This invention relates to electron devices comprising a thermionic cathode and, more particularly, to devices using broad area thermionic cathodes for producing large area electron beams.
Large area electron beams are used in many applications including, for example, curing of paints and the like, as well as in various types of lasers. Thermionic cathodes have emerged as the leading candidate for the electron emission source of large area electron beams for use especially in high power lasers and the engineering concept, and design of the heater structure for such thermionic cathodes is of prime importance for their successful implementation. Present heater structure designs are expensive and difficult to scale to large area. Thus, for example, high peak temperatures in ceramic insulator components reduce system lifetime and thermal runaway conditions result in low reliability. Such present thermionic cathodes are inefficient, expensive, complex, have low reliability and cannot operate at high temperatures for long periods of time.
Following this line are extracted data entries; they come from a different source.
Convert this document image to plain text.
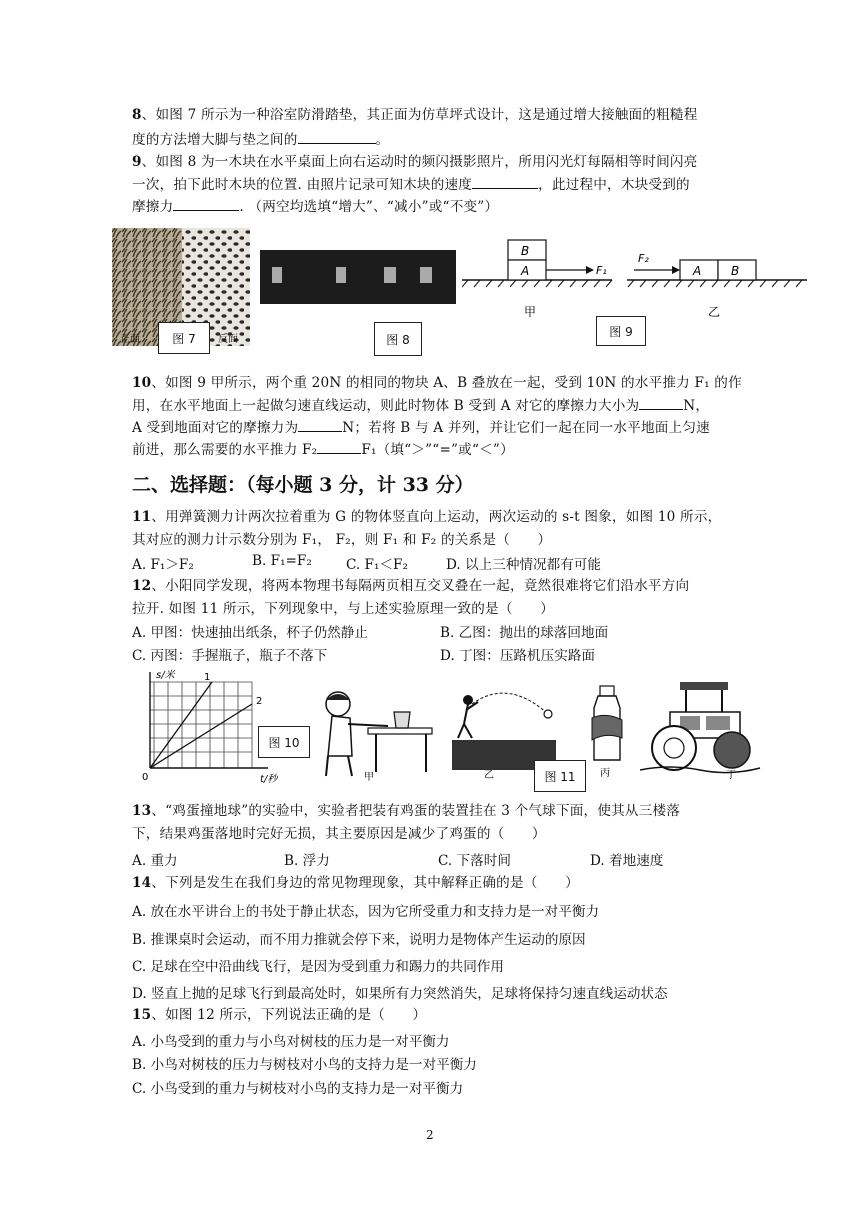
8、如图 7 所示为一种浴室防滑踏垫，其正面为仿草坪式设计，这是通过增大接触面的粗糙程
度的方法增大脚与垫之间的	。
9、如图 8 为一木块在水平桌面上向右运动时的频闪摄影照片，所用闪光灯每隔相等时间闪亮
一次，拍下此时木块的位置. 由照片记录可知木块的速度	，此过程中，木块受到的
摩擦力	. （两空均选填“增大”、“减小”或“不变”）
正面	反面
图 7	图 8
B
A	F₁
甲
F₂
A B
乙
图 9
10、如图 9 甲所示，两个重 20N 的相同的物块 A、B 叠放在一起，受到 10N 的水平推力 F₁ 的作
用，在水平地面上一起做匀速直线运动，则此时物体 B 受到 A 对它的摩擦力大小为	N，
A 受到地面对它的摩擦力为	N；若将 B 与 A 并列，并让它们一起在同一水平地面上匀速
前进，那么需要的水平推力 F₂	F₁（填“＞”“=”或“＜”）
二、选择题：（每小题 3 分，计 33 分）
11、用弹簧测力计两次拉着重为 G 的物体竖直向上运动，两次运动的 s-t 图象，如图 10 所示，
其对应的测力计示数分别为 F₁， F₂，则 F₁ 和 F₂ 的关系是（　　）
A. F₁＞F₂	B. F₁=F₂	C. F₁＜F₂	D. 以上三种情况都有可能
12、小阳同学发现，将两本物理书每隔两页相互交叉叠在一起，竟然很难将它们沿水平方向
拉开. 如图 11 所示，下列现象中，与上述实验原理一致的是（　　）
A. 甲图：快速抽出纸条，杯子仍然静止	B. 乙图：抛出的球落回地面
C. 丙图：手握瓶子，瓶子不落下	D. 丁图：压路机压实路面
s/米
t/秒
0
1
2
图 10
甲	乙	图 11	丙	丁
13、“鸡蛋撞地球”的实验中，实验者把装有鸡蛋的装置挂在 3 个气球下面，使其从三楼落
下，结果鸡蛋落地时完好无损，其主要原因是减少了鸡蛋的（　　）
A. 重力	B. 浮力	C. 下落时间	D. 着地速度
14、下列是发生在我们身边的常见物理现象，其中解释正确的是（　　）
A. 放在水平讲台上的书处于静止状态，因为它所受重力和支持力是一对平衡力
B. 推课桌时会运动，而不用力推就会停下来，说明力是物体产生运动的原因
C. 足球在空中沿曲线飞行，是因为受到重力和踢力的共同作用
D. 竖直上抛的足球飞行到最高处时，如果所有力突然消失，足球将保持匀速直线运动状态
15、如图 12 所示，下列说法正确的是（　　）
A. 小鸟受到的重力与小鸟对树枝的压力是一对平衡力
B. 小鸟对树枝的压力与树枝对小鸟的支持力是一对平衡力
C. 小鸟受到的重力与树枝对小鸟的支持力是一对平衡力
2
Thermionic cathodes in accordance with the present invention will operate reliably at high temperatures for long periods of time and are of simple design and inexpensive to produce. This is accomplished by the provision in an evacuated enclosure of a fully impregnated dispenser cathode member or the like which is initially heated by any suitable means to a temperature sufficient for low level electron emission from its rear surface. A heating body or hot plate member of preferably equal size is disposed behind the cathode and can either be part of or the means for initially heating the cathode member or it can be heated with the cathode member to the aforementioned cathode member's rear surface temperature corresponding to a low emission level.
A voltage is applied between the cathode and hot plate member sufficient to draw a current comprising electron flow from the cathode member to the hot plate member across the space separating them. This current flow or back electron beam results in heating of the hot plate member to a temperature sufficient to raise the closely spaced cathode member to, and then maintain it at, the desired front surface emission temperature and simultaneously allow timely termination of the initial heating process since it is only needed initially.
In its general aspect, the present invention has the objective of overcoming the aforementioned disadvantages of prior art directly and indirectly heated thermionic cathodes.
It is another object to provide large area thermionic cathodes.
It is another object to provide a large area thermionic cathode having a new and novel heating arrangement substantially insensitive to thermal runaway conditions.
A further object is to provide a large area thermionic cathode having uniform electron emission that operates reliably and efficiently at high temperatures for long periods of time.